The first interesting bit about these cards is that they will together infinitely damage a table of opponents the moment any of them takes damage or you gain a life.  The loop is simple, gaining life will trigger Sanguine Bond, which will damage a player, which will trigger Exquisite Blood, whose life gain will trigger Sanguine Bond, repeating until there are no valid targets left (i.e. the table other than you is defeated, or the only players remaining have something like Witchbane Orb or Leyline of Sanctity).  If there is any doubt to either card’s value, they at least have this.

The second feature of these cards is that they are fundamentally different, despite having such similar wording.  The most basic difference is that Sanguine Bond places opponents closer to losing in an awkward way, while Exquisite Blood places its user further from losing in a very forward way.

Sanguine Bond essentially gives the player who controls it another way to deal damage to opponents.  Lifelink creatures effectively do double damage, as do Drain Life effects like Exsanguinate, Corrupt or Essence Harvest, or to do potentially lethal damage by using Beacon of Immortality or a kicked Blood Tribute.  When looking closely at Sanguine Bond, it can be thought of as an alternate win condition, like Epic Struggle, except that it operates on the same axis as the usual win condition.  Something like Windbrisk Raptor can very easily let you swing with everything against one player, and then kill another almost without concern with how combat will play out.

Doing damage through non-traditional means is very powerful and gives the Sanguine Bond player a way to generate advantage in a way that may not be easy to interact with.  Part of the attraction is that it takes a bit of effort to make it work, using lifegain effects when you otherwise wouldn’t.  Strangely, Sanguine Bond attracts less attention than many other effects threatening effects, despite it’s potential.  This may be because the effect is so unique that it would be unwise to stock too many dedicated life gain cards.  Dedicated life gain cards generally do not tip the balance of a game.

Exquisite Blood, unlike Sanguine Bond, takes almost no effort to trigger; players need to take damage for it to start doing work for you.  Like many other persistent ‘all opponents’ effects, it also attracts a lot of attention.  Cards like Wound Reflection, Gisela, Blade of Goldnight and Bloodchief Ascension, the fact that you profit from another a player’s attack against a third party may not be well received.  Further, if you begin to gain large amounts of life, players will quickly see it as potentially insurmountable if left unchecked.  Usually, there is a certain amount of over-correction in this kind of scenario.

Exquisite Blood, also unlike Sanguine Bond, does not provide another way of winning the game (at least, not without Felidar Sovereign or Test of Endurance).  This should only be slightly disappointing; if you’re racing damage with an opponent, Exquisite Blood makes it an uphill battle for your enemy.  Examined closely, Exquisite Blood is a dedicated life-gain card.  It rewards dealing damage, but deals no damage itself.  This is an oddity in black; every other card that increases your life total in black deals damage, or at the very least is attached to a creature that can attack.

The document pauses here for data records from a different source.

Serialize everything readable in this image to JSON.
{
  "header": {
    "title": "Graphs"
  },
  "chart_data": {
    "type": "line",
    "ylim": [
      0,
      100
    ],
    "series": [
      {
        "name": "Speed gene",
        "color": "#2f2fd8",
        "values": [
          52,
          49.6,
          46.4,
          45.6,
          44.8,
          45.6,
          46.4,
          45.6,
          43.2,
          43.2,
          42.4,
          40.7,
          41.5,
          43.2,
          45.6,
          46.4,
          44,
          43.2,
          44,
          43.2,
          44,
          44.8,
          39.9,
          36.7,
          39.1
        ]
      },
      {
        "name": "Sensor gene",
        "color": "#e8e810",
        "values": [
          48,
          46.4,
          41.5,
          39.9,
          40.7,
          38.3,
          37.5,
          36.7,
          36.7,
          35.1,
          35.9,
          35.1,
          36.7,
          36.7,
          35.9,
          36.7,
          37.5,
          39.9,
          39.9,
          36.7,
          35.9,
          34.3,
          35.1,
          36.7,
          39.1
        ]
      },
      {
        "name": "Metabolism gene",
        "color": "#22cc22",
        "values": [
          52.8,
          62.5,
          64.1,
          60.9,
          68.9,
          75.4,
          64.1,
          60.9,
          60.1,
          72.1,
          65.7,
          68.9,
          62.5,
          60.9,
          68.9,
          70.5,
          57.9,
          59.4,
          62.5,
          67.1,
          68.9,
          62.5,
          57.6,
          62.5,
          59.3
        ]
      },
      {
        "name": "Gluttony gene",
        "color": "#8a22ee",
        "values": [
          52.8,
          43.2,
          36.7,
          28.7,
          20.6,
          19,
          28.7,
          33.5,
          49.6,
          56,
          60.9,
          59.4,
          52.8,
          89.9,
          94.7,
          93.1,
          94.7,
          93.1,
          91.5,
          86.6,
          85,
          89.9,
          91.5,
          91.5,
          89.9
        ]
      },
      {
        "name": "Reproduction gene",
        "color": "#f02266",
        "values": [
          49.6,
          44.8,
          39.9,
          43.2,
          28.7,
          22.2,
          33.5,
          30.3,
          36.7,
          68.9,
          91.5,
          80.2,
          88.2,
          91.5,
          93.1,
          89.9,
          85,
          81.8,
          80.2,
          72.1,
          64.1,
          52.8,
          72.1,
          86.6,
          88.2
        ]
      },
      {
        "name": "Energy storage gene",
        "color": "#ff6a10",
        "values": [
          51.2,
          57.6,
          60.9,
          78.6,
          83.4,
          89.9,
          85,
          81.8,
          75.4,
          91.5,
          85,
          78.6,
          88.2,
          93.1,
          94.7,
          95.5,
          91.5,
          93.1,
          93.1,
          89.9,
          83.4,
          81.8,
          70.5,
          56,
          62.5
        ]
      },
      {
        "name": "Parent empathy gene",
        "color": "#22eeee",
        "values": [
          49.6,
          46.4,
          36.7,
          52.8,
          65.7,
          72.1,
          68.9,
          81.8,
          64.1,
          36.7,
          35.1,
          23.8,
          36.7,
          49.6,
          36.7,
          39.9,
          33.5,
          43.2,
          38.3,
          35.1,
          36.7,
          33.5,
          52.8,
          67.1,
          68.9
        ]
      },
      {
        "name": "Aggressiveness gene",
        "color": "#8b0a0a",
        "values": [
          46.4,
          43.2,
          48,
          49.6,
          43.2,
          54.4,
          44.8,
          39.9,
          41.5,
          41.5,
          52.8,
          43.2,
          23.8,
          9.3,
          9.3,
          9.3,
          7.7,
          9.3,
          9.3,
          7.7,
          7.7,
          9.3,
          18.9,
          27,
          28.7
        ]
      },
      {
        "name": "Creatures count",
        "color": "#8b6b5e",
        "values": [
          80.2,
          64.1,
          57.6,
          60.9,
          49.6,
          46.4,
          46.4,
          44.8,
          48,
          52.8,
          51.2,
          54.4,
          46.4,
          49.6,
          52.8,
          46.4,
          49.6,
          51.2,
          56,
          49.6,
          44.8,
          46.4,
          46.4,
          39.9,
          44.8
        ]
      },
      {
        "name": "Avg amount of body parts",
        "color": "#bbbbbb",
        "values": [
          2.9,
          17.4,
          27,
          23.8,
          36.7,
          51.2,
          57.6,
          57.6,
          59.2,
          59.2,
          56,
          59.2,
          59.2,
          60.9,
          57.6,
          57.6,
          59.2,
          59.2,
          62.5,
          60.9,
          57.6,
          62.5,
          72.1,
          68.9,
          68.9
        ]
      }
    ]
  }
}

If I had to choose between them, I’d say that Sanguine Bond is more interesting, and more deserving of its long-standing $5 price tag.  Sanguine Bond manages to make an otherwise dry or boring mechanic (life gain) into something interesting, and potentially very powerful.  Exquisite Blood simply gains life, and does so that might be imperiling in a multiplayer setting.  None of this, of course, means that Exquisite Blood is bad, or even not a ‘sleeper’, but I highly doubt it will reach the not-quite-obscure status that Sanguine Bond has as it ages.